Le président de la Confédération patronale gabonaise (CPG), Alain Ba Oumar, et le président du conseil d’administration du Conseil des investisseurs français en Afrique (CIAN), Alexandre Vilgrain, ont conclu le 24 mars 2017, un protocole d’accord au siège du Medef internationale, en faveur de la formation professionnelle.

Signature du protocole d’accord entre la CPG et le CIAN, le 24 mars 2017 au siège du Medef international. © D.R.

 

A l’issue du rendez-vous annuel d’affaires parisiens, inscrit dans le cadre des 10èmes rencontres internationales des partenariats publics privés (PPP), dont le Gabon est à l’honneur, le président de la Confédération patronale gabonaise, Alain Ba Oumar, membre de la délégation conduite par le Premier ministre Emmanuel Issoze Ngondet à Paris, a conclu le 24 mars 2017, un protocole d’accord au siège du Medef internationale.

Photo de famille au terme de la signature du protocole d’accord entre la CPG et le CIAN, le 24 mars 2017 au siège du Medef international. © D.R.

Ce protocole d’accord relatif à l’enseignement professionnel, signé en présence des membres de la délégation gouvernementale gabonaise et du secrétaire général du CIAN, Stephen Decam, s’inscrit dans le cadre de l’amélioration de la qualité de l’enseignement professionnel au Gabon. Il vise notamment le renforcement de l’employabilité des jeunes, à travers le renforcement du niveau d’excellence et de compétitivité des instituts d’enseignement présents sur le territoire national.

La CPG et le CIAN reconnaissent l’ensemble des valeurs, missions et buts que ce programme dénommé «RH excellence Afrique» apportera à la jeunesse gabonaise. Cette alliance marquerait la volonté des deux organisations signataires de favoriser l’évolution des compétences et des connaissances des acteurs du secteur privé.

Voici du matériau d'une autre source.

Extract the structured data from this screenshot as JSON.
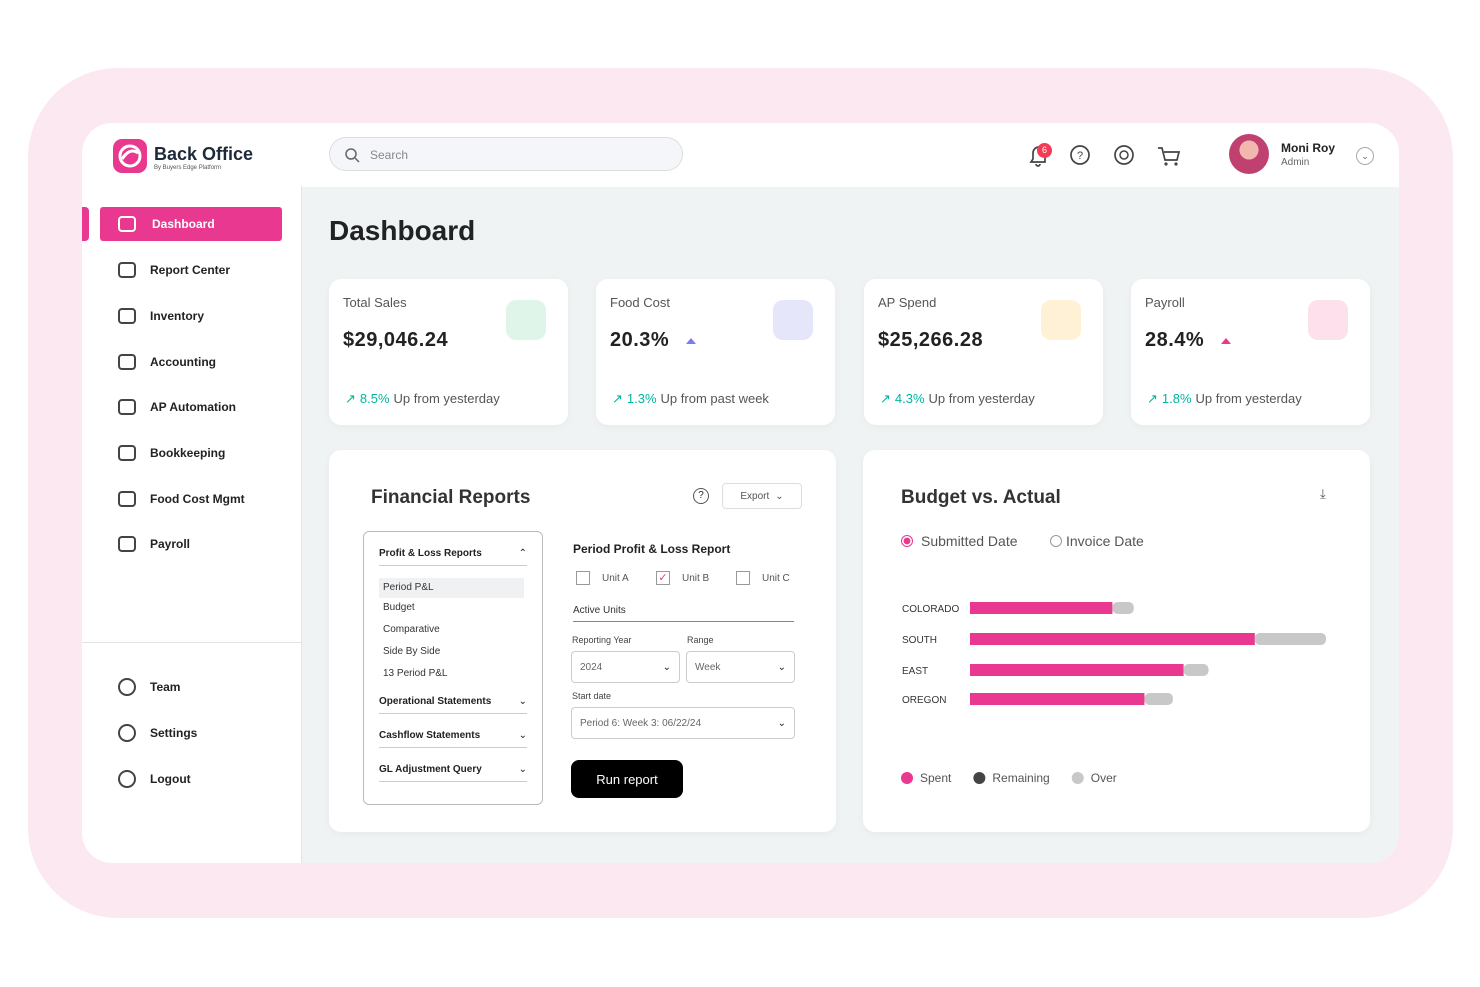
{
  "brand": {
    "name": "Back Office",
    "tagline": "By Buyers Edge Platform"
  },
  "search": {
    "placeholder": "Search"
  },
  "notifications": {
    "count": 6
  },
  "user": {
    "name": "Moni Roy",
    "role": "Admin"
  },
  "nav": {
    "items": [
      "Dashboard",
      "Report Center",
      "Inventory",
      "Accounting",
      "AP Automation",
      "Bookkeeping",
      "Food Cost Mgmt",
      "Payroll"
    ],
    "active": 0,
    "footer": [
      "Team",
      "Settings",
      "Logout"
    ]
  },
  "page_title": "Dashboard",
  "kpis": [
    {
      "label": "Total Sales",
      "value": "$29,046.24",
      "change": "8.5%",
      "change_text": "Up from yesterday",
      "icon_color": "#dff5ea"
    },
    {
      "label": "Food Cost",
      "value": "20.3%",
      "change": "1.3%",
      "change_text": "Up from past week",
      "icon_color": "#e6e6fb"
    },
    {
      "label": "AP Spend",
      "value": "$25,266.28",
      "change": "4.3%",
      "change_text": "Up from yesterday",
      "icon_color": "#fff1d6"
    },
    {
      "label": "Payroll",
      "value": "28.4%",
      "change": "1.8%",
      "change_text": "Up from yesterday",
      "icon_color": "#fde0ec"
    }
  ],
  "financial_reports": {
    "title": "Financial Reports",
    "export": "Export",
    "sections": [
      {
        "title": "Profit & Loss Reports",
        "items": [
          "Period P&L",
          "Budget",
          "Comparative",
          "Side By Side",
          "13 Period P&L"
        ]
      },
      {
        "title": "Operational Statements"
      },
      {
        "title": "Cashflow Statements"
      },
      {
        "title": "GL Adjustment Query"
      }
    ],
    "form_title": "Period Profit & Loss Report",
    "units": [
      {
        "label": "Unit A",
        "checked": false
      },
      {
        "label": "Unit B",
        "checked": true
      },
      {
        "label": "Unit C",
        "checked": false
      }
    ],
    "active_units": "Active Units",
    "reporting_year": {
      "label": "Reporting Year",
      "value": "2024"
    },
    "range": {
      "label": "Range",
      "value": "Week"
    },
    "start_date": {
      "label": "Start date",
      "value": "Period 6: Week 3: 06/22/24"
    },
    "run": "Run report"
  },
  "budget_chart": {
    "title": "Budget vs. Actual",
    "radios": [
      {
        "label": "Submitted Date",
        "selected": true
      },
      {
        "label": "Invoice Date",
        "selected": false
      }
    ],
    "categories": [
      "COLORADO",
      "SOUTH",
      "EAST",
      "OREGON"
    ],
    "series": [
      {
        "name": "Spent",
        "color": "#e8388f",
        "values": [
          40,
          80,
          60,
          49
        ]
      },
      {
        "name": "Remaining",
        "color": "#444444",
        "values": [
          null,
          null,
          null,
          null
        ]
      },
      {
        "name": "Over",
        "color": "#c8c8c8",
        "values": [
          6,
          20,
          7,
          8
        ]
      }
    ]
  }
}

La Confédération patronale gabonaise regroupe les principales sociétés actives au Gabon. Elle vise sous le mandat d’Alain Ba Oumar, le renforcement de la solidarité du secteur privé, réalisation du plan d’action 2017-2020, avec une implication sur les réformes fiscales et sociales ; la réforme du service public dans l’intérêt du privé (croissance, compétitivité, gouvernance, intérêt général) et l’amélioration du climat des affaires au Gabon.